Petrobrás pagou em 2013 viagem VIP para deputado investigado

Luiz Argôlo seguiu da Bahia para o Rio de Janeiro com despesas aéreas e diárias em hotel 5 estrelas custeadas pela estatal

Andreza Matais, O Estado de S. Paulo

14 de outubro de 2014 | 23h26

Atualizado em 15.10

BRASÍLIA - Acusado pela Polícia Federal de ter aberto portas para o doleiro Alberto Youssef na Petrobrás, o deputado Luiz Argôlo (SD-BA) tinha uma rede de contatos dentro da petroleira. Documentos aos quais o Estado teve acesso mostram que ele foi escolhido pela estatal para uma viagem VIP no fim de abril do ano passado ao Rio de Janeiro, onde teria acesso a áreas como o Centro de Pesquisas da Petrobrás (Cenpes) mesmo sem ter atuação naquele momento em comissões relacionadas aos interesses da empresa. 

Quatro executivos da empresa foram destacados para acompanhar a excursão. Diz o convite que “os empregados da Petrobrás, Paulo Brahim Adba, coordenador da visita; José Eduardo Sobral Barrocas, gerente do Escritório de Brasília do Gabinete da Presidente; Carlos Henrique Lopes Sampaio, Gerente de Relacionamento com o Poder Legislativo; e Fernando Xavier, Coordenador de Relacionamento junto aos Órgãos de Controle, acompanharão os convidados.” Barrocas é um dos homens mais próximos da presidente da Petrobrás, Graça Foster. Ele foi afastado da chefia do gabinete da empresa em Brasília após se envolver na combinação de perguntas na CPI da Petrobrás. Hoje está lotado no gabinete de Graça no Rio. 

A viagem foi custeada pela empresa desde as passagens aéreas até a hospedagem.

“O regime de diárias adotado pela Petrobrás será de diárias completas, com refeições e bebidas não alcoólicas servidas durante as mesmas”, diz o convite. A hospedagem foi no hotel Windsor Atlântica, um cinco estrelas em Copacabana com diária média de R$ 700,00. 

O Estado apurou que o elo de Argôlo com a Petrobrás é o gerente de relacionamento com o poder, Carlos Henrique Lopes Sampaio. O executivo é ligado ao PT e ao ex-presidente da empresa José Sérgio Gabrielli, também baiano. O convite para o tour no Rio de Janeiro partiu de Carlos Henrique. 

A partir da relação com Carlos Henrique, o deputado também conseguiu da Petrobrás patrocínios para festas em seus redutos eleitorais na Bahia.
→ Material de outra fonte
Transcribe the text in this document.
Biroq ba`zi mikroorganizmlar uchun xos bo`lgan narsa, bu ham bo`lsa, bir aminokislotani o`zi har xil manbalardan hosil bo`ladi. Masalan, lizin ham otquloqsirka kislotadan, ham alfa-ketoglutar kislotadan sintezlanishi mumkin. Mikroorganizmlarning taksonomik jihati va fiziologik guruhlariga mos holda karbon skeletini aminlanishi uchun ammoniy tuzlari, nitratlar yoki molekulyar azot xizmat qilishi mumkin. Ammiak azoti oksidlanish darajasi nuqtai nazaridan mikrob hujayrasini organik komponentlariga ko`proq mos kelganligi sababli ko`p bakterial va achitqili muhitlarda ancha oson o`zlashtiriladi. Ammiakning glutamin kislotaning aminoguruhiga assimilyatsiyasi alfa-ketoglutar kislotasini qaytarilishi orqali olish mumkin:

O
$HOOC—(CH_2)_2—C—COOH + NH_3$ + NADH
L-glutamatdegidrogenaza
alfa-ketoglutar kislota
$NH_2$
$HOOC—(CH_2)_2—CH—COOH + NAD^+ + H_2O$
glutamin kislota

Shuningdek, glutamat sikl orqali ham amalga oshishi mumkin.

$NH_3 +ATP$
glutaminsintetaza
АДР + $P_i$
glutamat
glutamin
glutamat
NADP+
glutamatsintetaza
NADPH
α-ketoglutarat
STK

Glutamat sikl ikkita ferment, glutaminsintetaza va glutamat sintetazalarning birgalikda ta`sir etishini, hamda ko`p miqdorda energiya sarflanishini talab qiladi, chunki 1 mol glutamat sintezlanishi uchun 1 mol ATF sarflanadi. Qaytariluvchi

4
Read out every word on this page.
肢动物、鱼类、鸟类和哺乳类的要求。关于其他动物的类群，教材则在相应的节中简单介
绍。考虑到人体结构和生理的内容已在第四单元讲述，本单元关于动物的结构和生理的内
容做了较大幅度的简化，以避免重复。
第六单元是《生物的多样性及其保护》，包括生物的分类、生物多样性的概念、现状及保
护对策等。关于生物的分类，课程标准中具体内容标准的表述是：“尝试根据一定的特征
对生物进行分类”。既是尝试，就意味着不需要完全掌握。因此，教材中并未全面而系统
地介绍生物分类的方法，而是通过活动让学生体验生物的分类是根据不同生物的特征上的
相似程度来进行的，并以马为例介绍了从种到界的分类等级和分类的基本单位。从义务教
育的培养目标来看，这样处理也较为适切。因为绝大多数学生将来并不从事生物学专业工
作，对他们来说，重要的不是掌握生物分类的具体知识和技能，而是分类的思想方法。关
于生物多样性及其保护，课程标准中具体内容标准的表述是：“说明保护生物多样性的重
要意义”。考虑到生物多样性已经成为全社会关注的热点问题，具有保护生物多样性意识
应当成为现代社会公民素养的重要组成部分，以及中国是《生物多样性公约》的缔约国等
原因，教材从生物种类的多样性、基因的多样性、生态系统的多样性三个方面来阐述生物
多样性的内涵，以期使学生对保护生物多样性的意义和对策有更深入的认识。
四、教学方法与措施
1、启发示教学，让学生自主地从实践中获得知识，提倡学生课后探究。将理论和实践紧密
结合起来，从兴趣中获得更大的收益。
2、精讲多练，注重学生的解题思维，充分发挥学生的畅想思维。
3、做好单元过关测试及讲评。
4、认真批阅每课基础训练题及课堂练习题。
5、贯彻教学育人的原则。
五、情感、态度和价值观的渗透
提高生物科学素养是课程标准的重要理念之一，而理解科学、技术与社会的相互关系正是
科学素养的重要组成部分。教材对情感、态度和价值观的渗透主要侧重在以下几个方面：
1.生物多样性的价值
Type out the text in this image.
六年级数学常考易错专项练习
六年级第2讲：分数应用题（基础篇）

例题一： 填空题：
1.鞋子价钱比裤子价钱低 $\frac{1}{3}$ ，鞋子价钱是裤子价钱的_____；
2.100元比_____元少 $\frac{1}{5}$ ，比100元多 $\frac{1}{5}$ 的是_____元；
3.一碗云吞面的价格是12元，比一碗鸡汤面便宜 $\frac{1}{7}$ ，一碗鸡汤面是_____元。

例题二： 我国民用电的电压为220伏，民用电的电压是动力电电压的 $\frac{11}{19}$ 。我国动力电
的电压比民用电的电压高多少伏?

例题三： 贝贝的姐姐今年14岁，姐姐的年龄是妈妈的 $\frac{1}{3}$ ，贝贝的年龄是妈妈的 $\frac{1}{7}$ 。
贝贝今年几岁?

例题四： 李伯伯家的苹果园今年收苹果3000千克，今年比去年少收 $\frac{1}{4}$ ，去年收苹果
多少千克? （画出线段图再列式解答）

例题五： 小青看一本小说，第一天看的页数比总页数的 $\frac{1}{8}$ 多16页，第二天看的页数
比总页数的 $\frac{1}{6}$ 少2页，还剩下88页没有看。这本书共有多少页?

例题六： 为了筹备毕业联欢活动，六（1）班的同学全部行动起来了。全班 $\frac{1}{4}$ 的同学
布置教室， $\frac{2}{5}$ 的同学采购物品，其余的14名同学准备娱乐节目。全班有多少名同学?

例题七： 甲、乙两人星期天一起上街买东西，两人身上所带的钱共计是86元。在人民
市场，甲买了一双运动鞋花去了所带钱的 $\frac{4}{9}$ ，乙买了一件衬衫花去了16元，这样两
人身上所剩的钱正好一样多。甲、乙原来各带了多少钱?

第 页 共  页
A empresa liberou para Transbaião - um trem que percorre 13 municípios do Estado durante as festas juninas - cerca de R$ 300 mil a pedido do deputado. O evento é patrocinado por uma entidade filantrópica ligada ao parlamentar e com atuação pouco conhecida no Estado. 

Além do centro de pesquisa, o deputado também foi convidado a conhecer o Centro Integrado de Processamento de Dados, a Refinaria Duque de Caxias e também ao Centro Nacional de Controle da Transpetro. A Transpetro é presidida por Sérgio Machado, acusado pelo ex-diretor da Petrobrás Paulo Roberto Costa, em depoimento no inquérito da Operação Lava Jato, de lhe repassar R$ 500 mil supostamente provenientes de propina. Paulo Roberto é acusado pela PF de operar esquema de desvio de dinheiro na empresa ao lado do doleiro Youssef. 

As investigações da Lava Jato mostram que no período em que foi convidado a “conhecer” a Petrobrás, o deputado já mantinha relação de negócios com o doleiro Alberto Youssef. Os dois se falaram 1.411 vezes em 2013 e Youssef teria repassado cerca de R$ 1 milhão do esquema para o parlamentar no período. A relação com o doleiro rendeu ao deputado processo de quebra por decoro parlamentar na Câmara. 

Procurada, a Petrobrás não respondeu aos questionamentos do Estado. O deputado também não ligou de volta.